Литмир - Электронная Библиотека
Содержание  
A
A

– Но я же была без сознания!

– И что?

– Это изнасилование.

– Изнасилование – это когда против воли. Но это не имело отношения к твоей воле, ты же ле жала без чувств. А если бы была в сознании, то не стала бы возражать.

– И все равно это применение силы, изнасилование.

– Да ладно тебе. Я спас тебе жизнь. Посадил тебя на автобус. А если бы я этого не сделал, то тебя изнасиловал бы целый бар.

Сельма зарыдала и сорвала с себя ожерелье с полумесяцем, внутри которого блестела звезда, и начала вертеть полумесяц в руках.

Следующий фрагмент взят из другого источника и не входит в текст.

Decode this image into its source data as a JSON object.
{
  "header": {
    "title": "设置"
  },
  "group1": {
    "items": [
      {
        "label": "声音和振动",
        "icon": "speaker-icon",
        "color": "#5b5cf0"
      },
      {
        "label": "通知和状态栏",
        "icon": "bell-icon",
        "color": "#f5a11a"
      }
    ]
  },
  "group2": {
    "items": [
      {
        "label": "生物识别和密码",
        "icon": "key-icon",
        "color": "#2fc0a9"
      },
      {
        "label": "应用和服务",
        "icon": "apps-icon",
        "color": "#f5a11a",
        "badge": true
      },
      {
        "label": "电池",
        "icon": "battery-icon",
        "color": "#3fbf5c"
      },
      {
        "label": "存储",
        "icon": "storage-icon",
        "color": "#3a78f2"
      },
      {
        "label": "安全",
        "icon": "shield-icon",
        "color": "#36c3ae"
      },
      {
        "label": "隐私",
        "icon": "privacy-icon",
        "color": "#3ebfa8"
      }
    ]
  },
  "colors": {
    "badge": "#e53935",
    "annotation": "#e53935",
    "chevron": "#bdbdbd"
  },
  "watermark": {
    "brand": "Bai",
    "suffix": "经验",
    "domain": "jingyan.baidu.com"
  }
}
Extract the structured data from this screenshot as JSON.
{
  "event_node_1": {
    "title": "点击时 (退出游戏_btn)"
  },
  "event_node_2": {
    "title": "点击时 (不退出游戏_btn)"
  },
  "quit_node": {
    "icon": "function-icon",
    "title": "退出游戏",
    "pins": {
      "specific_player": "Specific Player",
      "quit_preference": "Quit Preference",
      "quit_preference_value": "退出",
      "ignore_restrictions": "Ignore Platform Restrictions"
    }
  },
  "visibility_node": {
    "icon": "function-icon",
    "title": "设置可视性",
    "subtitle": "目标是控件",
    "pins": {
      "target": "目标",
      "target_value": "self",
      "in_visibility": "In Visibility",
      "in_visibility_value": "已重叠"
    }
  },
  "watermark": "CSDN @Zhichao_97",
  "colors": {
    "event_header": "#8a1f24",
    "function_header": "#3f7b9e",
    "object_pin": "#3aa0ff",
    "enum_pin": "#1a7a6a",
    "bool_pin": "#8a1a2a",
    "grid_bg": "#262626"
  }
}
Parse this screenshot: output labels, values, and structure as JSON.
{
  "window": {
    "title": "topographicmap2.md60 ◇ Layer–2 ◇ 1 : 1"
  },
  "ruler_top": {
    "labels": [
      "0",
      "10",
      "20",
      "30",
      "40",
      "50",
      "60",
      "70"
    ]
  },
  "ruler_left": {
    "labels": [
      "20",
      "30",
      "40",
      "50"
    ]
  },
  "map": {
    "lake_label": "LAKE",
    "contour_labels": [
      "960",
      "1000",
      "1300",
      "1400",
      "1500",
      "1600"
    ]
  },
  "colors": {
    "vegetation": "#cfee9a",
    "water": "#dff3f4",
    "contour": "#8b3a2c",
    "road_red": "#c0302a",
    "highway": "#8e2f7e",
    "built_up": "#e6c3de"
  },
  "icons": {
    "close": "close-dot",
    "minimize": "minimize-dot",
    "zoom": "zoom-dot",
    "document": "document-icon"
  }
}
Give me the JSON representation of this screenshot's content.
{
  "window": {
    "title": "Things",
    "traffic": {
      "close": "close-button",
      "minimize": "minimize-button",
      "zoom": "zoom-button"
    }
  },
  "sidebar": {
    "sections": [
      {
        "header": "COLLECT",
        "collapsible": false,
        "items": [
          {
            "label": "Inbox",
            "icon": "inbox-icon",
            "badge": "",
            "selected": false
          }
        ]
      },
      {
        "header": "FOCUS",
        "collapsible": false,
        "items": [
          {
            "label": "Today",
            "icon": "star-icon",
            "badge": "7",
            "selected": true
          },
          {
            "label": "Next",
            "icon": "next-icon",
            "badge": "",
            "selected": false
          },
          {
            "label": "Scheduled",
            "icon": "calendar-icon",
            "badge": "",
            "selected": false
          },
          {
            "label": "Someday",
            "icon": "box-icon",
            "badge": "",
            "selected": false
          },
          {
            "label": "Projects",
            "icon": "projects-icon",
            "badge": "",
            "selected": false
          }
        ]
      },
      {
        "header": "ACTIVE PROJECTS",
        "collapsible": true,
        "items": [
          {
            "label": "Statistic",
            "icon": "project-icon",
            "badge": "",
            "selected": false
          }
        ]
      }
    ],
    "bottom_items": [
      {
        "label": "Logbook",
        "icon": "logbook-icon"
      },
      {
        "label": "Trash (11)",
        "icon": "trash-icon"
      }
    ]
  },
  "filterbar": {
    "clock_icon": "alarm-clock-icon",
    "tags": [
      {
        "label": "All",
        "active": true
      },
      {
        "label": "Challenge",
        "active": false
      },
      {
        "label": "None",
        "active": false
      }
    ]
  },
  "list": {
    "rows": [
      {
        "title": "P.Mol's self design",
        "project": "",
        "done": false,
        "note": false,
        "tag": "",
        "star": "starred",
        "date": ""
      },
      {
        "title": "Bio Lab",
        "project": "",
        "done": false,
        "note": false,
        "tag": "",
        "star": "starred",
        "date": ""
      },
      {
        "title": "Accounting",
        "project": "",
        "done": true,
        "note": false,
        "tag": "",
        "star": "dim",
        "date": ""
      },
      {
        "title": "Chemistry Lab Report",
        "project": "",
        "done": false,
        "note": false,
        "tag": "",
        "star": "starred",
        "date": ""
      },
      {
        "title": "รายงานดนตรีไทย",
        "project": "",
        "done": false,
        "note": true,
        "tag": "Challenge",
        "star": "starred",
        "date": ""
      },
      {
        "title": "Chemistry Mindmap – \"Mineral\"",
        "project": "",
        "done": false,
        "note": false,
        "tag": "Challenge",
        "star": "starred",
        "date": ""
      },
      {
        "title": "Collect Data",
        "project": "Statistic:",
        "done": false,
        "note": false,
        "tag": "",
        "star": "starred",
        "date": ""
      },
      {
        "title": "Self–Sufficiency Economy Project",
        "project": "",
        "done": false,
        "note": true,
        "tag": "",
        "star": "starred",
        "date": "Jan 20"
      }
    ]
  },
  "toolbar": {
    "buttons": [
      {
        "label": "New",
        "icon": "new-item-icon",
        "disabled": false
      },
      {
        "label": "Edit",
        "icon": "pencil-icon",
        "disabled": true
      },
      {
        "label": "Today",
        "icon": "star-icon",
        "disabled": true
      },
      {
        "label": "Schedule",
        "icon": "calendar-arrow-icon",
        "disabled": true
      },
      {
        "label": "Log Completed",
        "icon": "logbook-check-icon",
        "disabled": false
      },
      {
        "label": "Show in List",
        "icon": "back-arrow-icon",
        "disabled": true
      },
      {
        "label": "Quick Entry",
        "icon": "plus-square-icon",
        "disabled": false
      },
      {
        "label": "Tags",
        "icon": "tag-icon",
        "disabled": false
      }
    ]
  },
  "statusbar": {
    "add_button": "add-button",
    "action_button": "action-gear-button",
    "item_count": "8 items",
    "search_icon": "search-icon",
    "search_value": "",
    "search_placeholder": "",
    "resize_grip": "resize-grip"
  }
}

Она закусывала щеку, пока рот не наполнился кровью, и она не перестала чувствовать боль.

– Если бы не ребенок, я бы тебя убила. Но мы нужны ей. Я ничего не могу с собой поделать – я люблю дочку. Обещай, что ты тоже всегда будешь любить ее!

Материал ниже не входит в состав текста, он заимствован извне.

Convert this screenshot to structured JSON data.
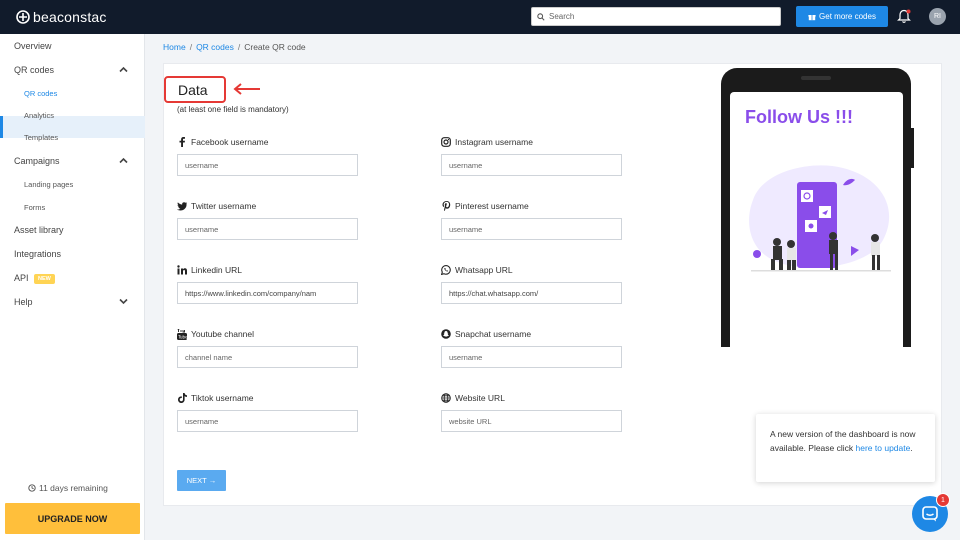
{
  "brand": {
    "name": "beaconstac",
    "accent": "#1e88e5"
  },
  "topbar": {
    "search_placeholder": "Search",
    "get_more_label": "Get more codes",
    "avatar_initials": "RI"
  },
  "sidebar": {
    "overview": "Overview",
    "qr_codes": "QR codes",
    "qr_codes_sub": "QR codes",
    "analytics": "Analytics",
    "templates": "Templates",
    "campaigns": "Campaigns",
    "landing_pages": "Landing pages",
    "forms": "Forms",
    "asset_library": "Asset library",
    "integrations": "Integrations",
    "api": "API",
    "api_badge": "NEW",
    "help": "Help",
    "days_remaining": "11 days remaining",
    "upgrade": "UPGRADE NOW"
  },
  "breadcrumb": {
    "home": "Home",
    "qr_codes": "QR codes",
    "current": "Create QR code"
  },
  "form": {
    "title": "Data",
    "subtitle": "(at least one field is mandatory)",
    "fields": {
      "facebook": {
        "label": "Facebook username",
        "placeholder": "username",
        "icon": "facebook-icon"
      },
      "instagram": {
        "label": "Instagram username",
        "placeholder": "username",
        "icon": "instagram-icon"
      },
      "twitter": {
        "label": "Twitter username",
        "placeholder": "username",
        "icon": "twitter-icon"
      },
      "pinterest": {
        "label": "Pinterest username",
        "placeholder": "username",
        "icon": "pinterest-icon"
      },
      "linkedin": {
        "label": "Linkedin URL",
        "value": "https://www.linkedin.com/company/nam",
        "icon": "linkedin-icon"
      },
      "whatsapp": {
        "label": "Whatsapp URL",
        "value": "https://chat.whatsapp.com/",
        "icon": "whatsapp-icon"
      },
      "youtube": {
        "label": "Youtube channel",
        "placeholder": "channel name",
        "icon": "youtube-icon"
      },
      "snapchat": {
        "label": "Snapchat username",
        "placeholder": "username",
        "icon": "snapchat-icon"
      },
      "tiktok": {
        "label": "Tiktok username",
        "placeholder": "username",
        "icon": "tiktok-icon"
      },
      "website": {
        "label": "Website URL",
        "placeholder": "website URL",
        "icon": "globe-icon"
      }
    },
    "next_label": "NEXT →"
  },
  "preview": {
    "headline": "Follow Us !!!",
    "headline_color": "#8a4dea"
  },
  "popup": {
    "text": "A new version of the dashboard is now available. Please click ",
    "link": "here to update",
    "end": "."
  },
  "chat": {
    "badge_count": "1"
  }
}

– Разумеется, а что, ты сама не видишь?

Сельма продолжала рыдать. Иван подошел и обнял ее за плечи.

Она вздрогнула:

– Не прикасайся ко мне!

Он уныло уселся на малиновый диван.

– Остается только надеяться, что воспитание и культура сильнее повлияют на то, какой она вырастет, а не твои гены, твоя природа, – всхлипнула Сельма. – Надеюсь, она вырастет другой.

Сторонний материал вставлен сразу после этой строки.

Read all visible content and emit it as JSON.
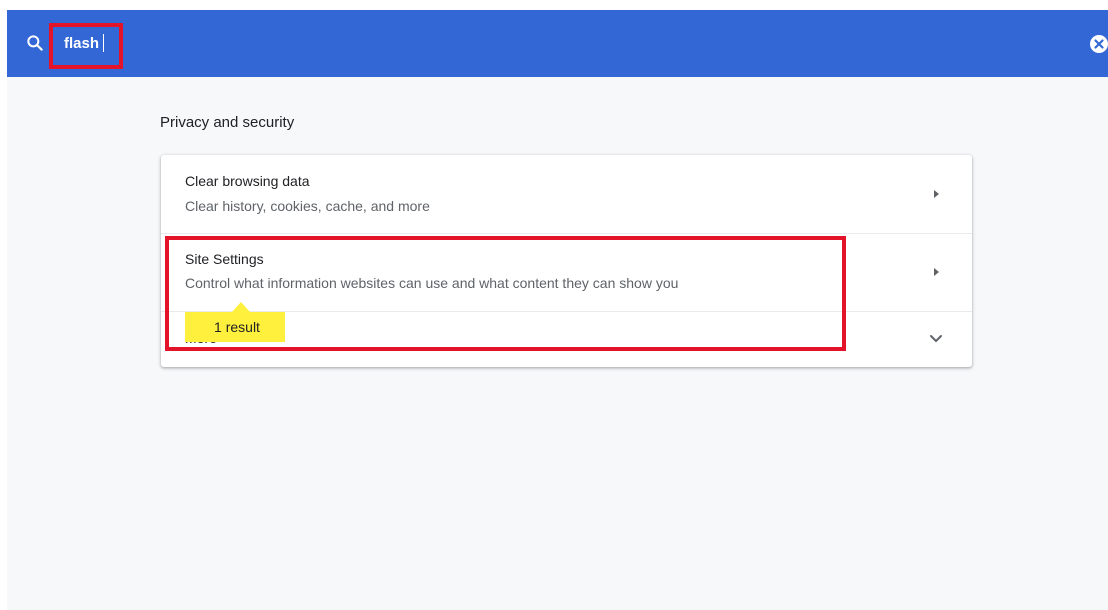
{
  "search": {
    "value": "flash",
    "icon": "search-icon",
    "clear_icon": "clear-icon"
  },
  "section": {
    "title": "Privacy and security"
  },
  "rows": [
    {
      "title": "Clear browsing data",
      "subtitle": "Clear history, cookies, cache, and more",
      "icon": "arrow-right-icon"
    },
    {
      "title": "Site Settings",
      "subtitle": "Control what information websites can use and what content they can show you",
      "icon": "arrow-right-icon"
    },
    {
      "title": "More",
      "icon": "chevron-down-icon"
    }
  ],
  "search_result": {
    "label": "1 result"
  },
  "colors": {
    "search_bar": "#3367d6",
    "highlight": "#e3142a",
    "result_bubble": "#fef03c",
    "page_background": "#f7f8fa"
  }
}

– Прости, что я могу сделать, чтобы заслужить прощение. Я люблю дочку, и мы могли бы быть счастливой семьей, если бы ты меня простила. Но, учитывая все обстоятельства, время и опьянение, то я не понимаю, что я такого сделал.

– Мне бы хотелось простить тебя ради Тани. Может быть, на этой уйдет несколько месяцев. Но мы можем попытаться. Но если не получится, я тебя убью. – Она посмотрела на него весьма убедительно, ее лицо исказилось от злости, ненависти и беспокойства.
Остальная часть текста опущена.